Officier (confidentiellement, à ses souliers). L’Enfer est tout à fait rempli de pareils petits-fils, de pareils oncles ; et comment puis-je savoir si le soldat un tel dit la vérité au sujet de sa famille ? (fait mine de partir).
Guerrier (enlevant rapidement les vêtements nécessaires). Peut-être. Mais voici ce qui ne ment pas. Regardez ! J’ai reçu ceci, il y a dix, douze ans, quand je n’étais que gamin, près de l’ancienne frontière. Oui, Halfa. C’était une véritable balle Snider. Sentez-la ! Cette petite blessure à la jambe je l’ai reçue dans la grande bataille qui mit fin à tout l’année dernière. Mais je ne suis pas boiteux (Violents exercices des jambes), pas le moins du monde boiteux. Voyez, je cours, je saute, je donne des coups de pied, loué soit Allah !
Officier. Loué soit Allah. Et puis après ?
Guerrier (avec coquetterie). Et puis, je tire du fusil. Je ne suis pas un lancier ordinaire. (Parlant finalement anglais.) Oui, sacré bonn ti’eur. (Fait marcher la gâchette d’un Martini imaginaire).
Officier (sans broncher). Et puis ?
Guerrier (avec indignation). Je suis venu ici, moi, après plusieurs jours de marche, (changeant, et adoptant un ton de cajolerie d’enfant) est-ce que tous les régiments sont pleins ?

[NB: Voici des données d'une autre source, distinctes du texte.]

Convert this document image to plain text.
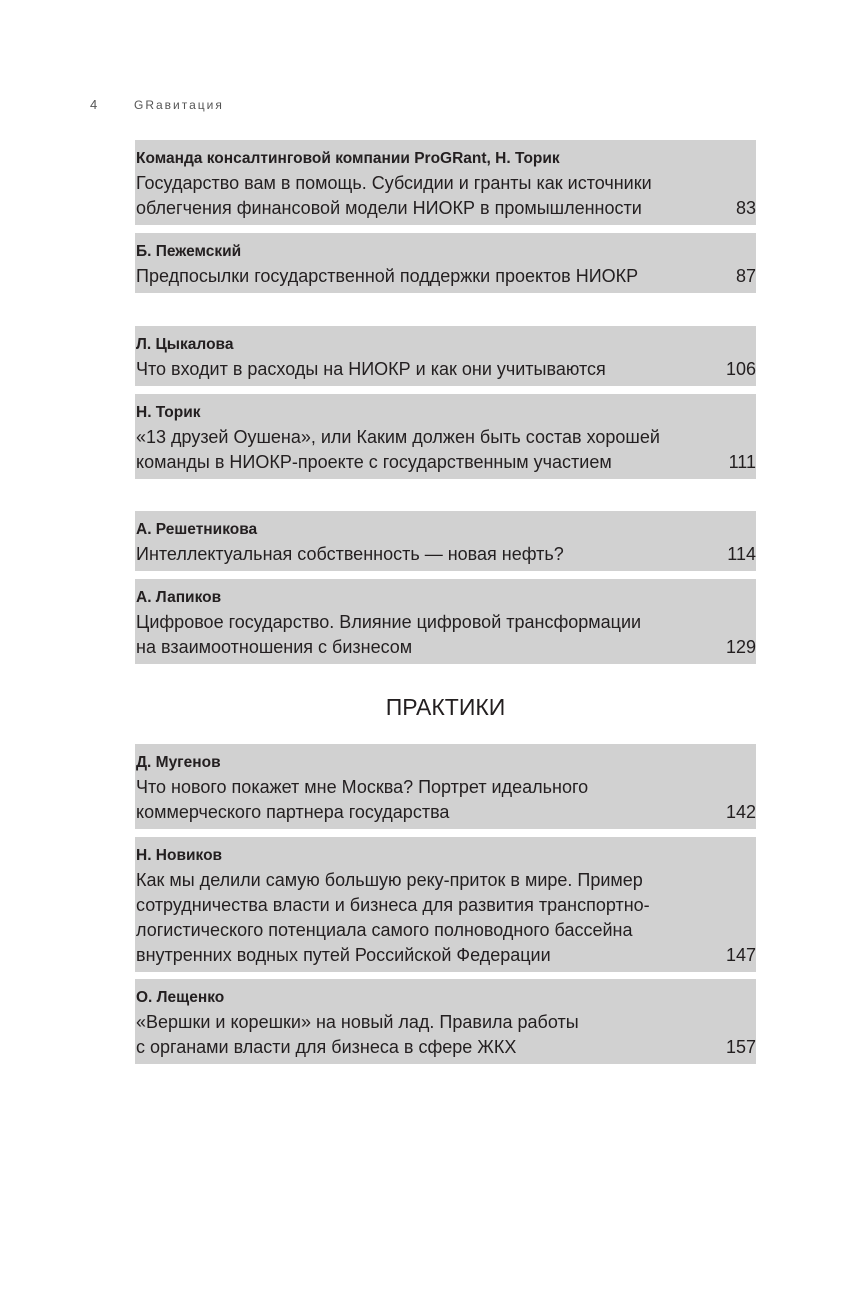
4	GRавитация
Команда консалтинговой компании ProGRant, Н. Торик
Государство вам в помощь. Субсидии и гранты как источники
облегчения финансовой модели НИОКР в промышленности	83
Б. Пежемский
Предпосылки государственной поддержки проектов НИОКР	87
Л. Цыкалова
Что входит в расходы на НИОКР и как они учитываются	106
Н. Торик
«13 друзей Оушена», или Каким должен быть состав хорошей
команды в НИОКР-проекте с государственным участием	111
А. Решетникова
Интеллектуальная собственность — новая нефть?	114
А. Лапиков
Цифровое государство. Влияние цифровой трансформации
на взаимоотношения с бизнесом	129
Д. Мугенов
Что нового покажет мне Москва? Портрет идеального
коммерческого партнера государства	142
Н. Новиков
Как мы делили самую большую реку-приток в мире. Пример
сотрудничества власти и бизнеса для развития транспортно-
логистического потенциала самого полноводного бассейна
внутренних водных путей Российской Федерации	147
О. Лещенко
«Вершки и корешки» на новый лад. Правила работы
с органами власти для бизнеса в сфере ЖКХ	157
ПРАКТИКИ
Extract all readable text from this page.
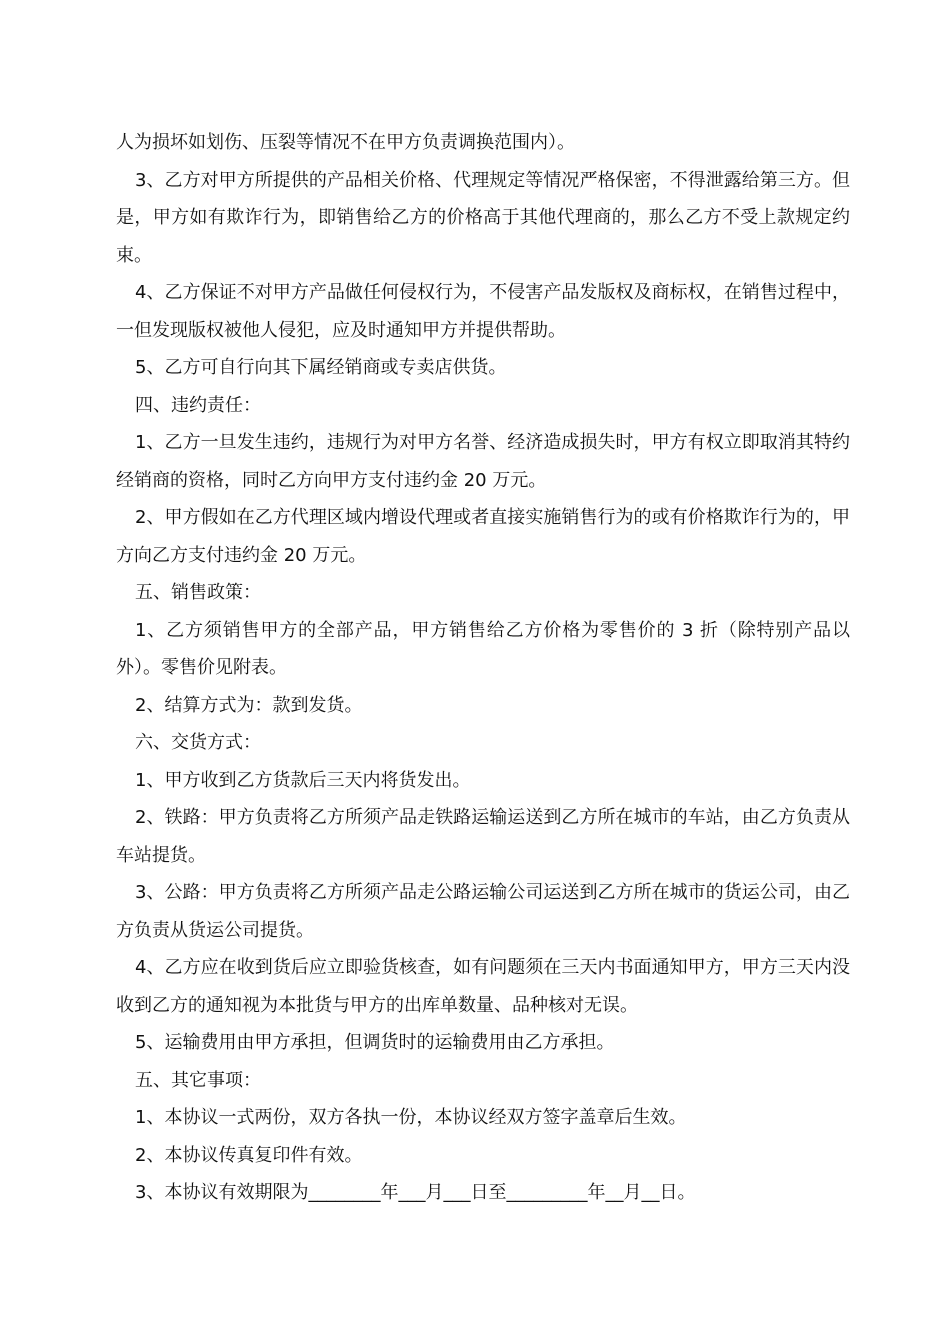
人为损坏如划伤、压裂等情况不在甲方负责调换范围内）。

3、乙方对甲方所提供的产品相关价格、代理规定等情况严格保密，不得泄露给第三方。但是，甲方如有欺诈行为，即销售给乙方的价格高于其他代理商的，那么乙方不受上款规定约束。

4、乙方保证不对甲方产品做任何侵权行为，不侵害产品发版权及商标权，在销售过程中，一但发现版权被他人侵犯，应及时通知甲方并提供帮助。

5、乙方可自行向其下属经销商或专卖店供货。

四、违约责任：

1、乙方一旦发生违约，违规行为对甲方名誉、经济造成损失时，甲方有权立即取消其特约经销商的资格，同时乙方向甲方支付违约金 20 万元。

2、甲方假如在乙方代理区域内增设代理或者直接实施销售行为的或有价格欺诈行为的，甲方向乙方支付违约金 20 万元。

五、销售政策：

1、乙方须销售甲方的全部产品，甲方销售给乙方价格为零售价的 3 折（除特别产品以外）。零售价见附表。

2、结算方式为：款到发货。

六、交货方式：

1、甲方收到乙方货款后三天内将货发出。

2、铁路：甲方负责将乙方所须产品走铁路运输运送到乙方所在城市的车站，由乙方负责从车站提货。

3、公路：甲方负责将乙方所须产品走公路运输公司运送到乙方所在城市的货运公司，由乙方负责从货运公司提货。

4、乙方应在收到货后应立即验货核查，如有问题须在三天内书面通知甲方，甲方三天内没收到乙方的通知视为本批货与甲方的出库单数量、品种核对无误。

5、运输费用由甲方承担，但调货时的运输费用由乙方承担。

五、其它事项：

1、本协议一式两份，双方各执一份，本协议经双方签字盖章后生效。

2、本协议传真复印件有效。

3、本协议有效期限为________年___月___日至_________年__月__日。
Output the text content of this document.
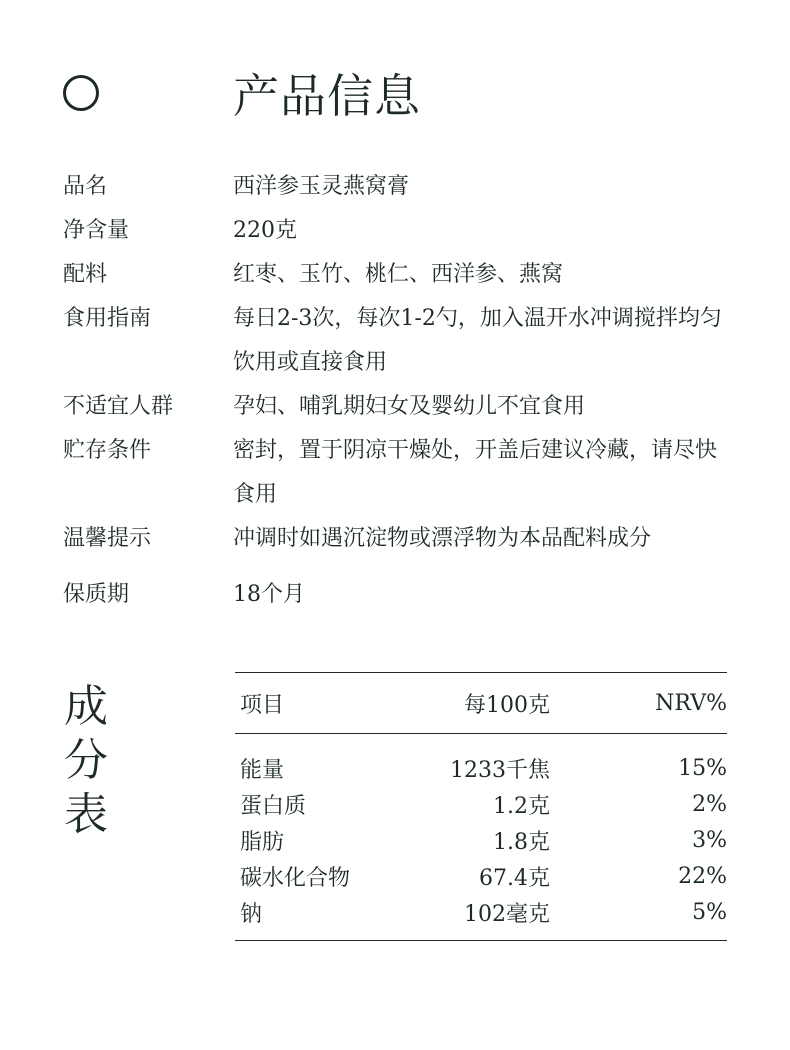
产品信息
品名	西洋参玉灵燕窝膏
净含量	220克
配料	红枣、玉竹、桃仁、西洋参、燕窝
食用指南	每日2-3次，每次1-2勺，加入温开水冲调搅拌均匀饮用或直接食用
不适宜人群	孕妇、哺乳期妇女及婴幼儿不宜食用
贮存条件	密封，置于阴凉干燥处，开盖后建议冷藏，请尽快食用
温馨提示	冲调时如遇沉淀物或漂浮物为本品配料成分
保质期	18个月
成
分
表
项目	每100克	NRV%
能量	1233千焦	15%
蛋白质	1.2克	2%
脂肪	1.8克	3%
碳水化合物	67.4克	22%
钠	102毫克	5%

A ce moment le parent, en uniforme, se découvrait généralement, et si ses allures plaisaient à l’officier, encore un autre « vieux soldat du Mahdi » venait s’ajouter à la machine qui se fabriquait tout en roulant. Dans ces temps-là on traitait les affaires à la lumière pure de la raison et avec une certaine audace élevée et sainte.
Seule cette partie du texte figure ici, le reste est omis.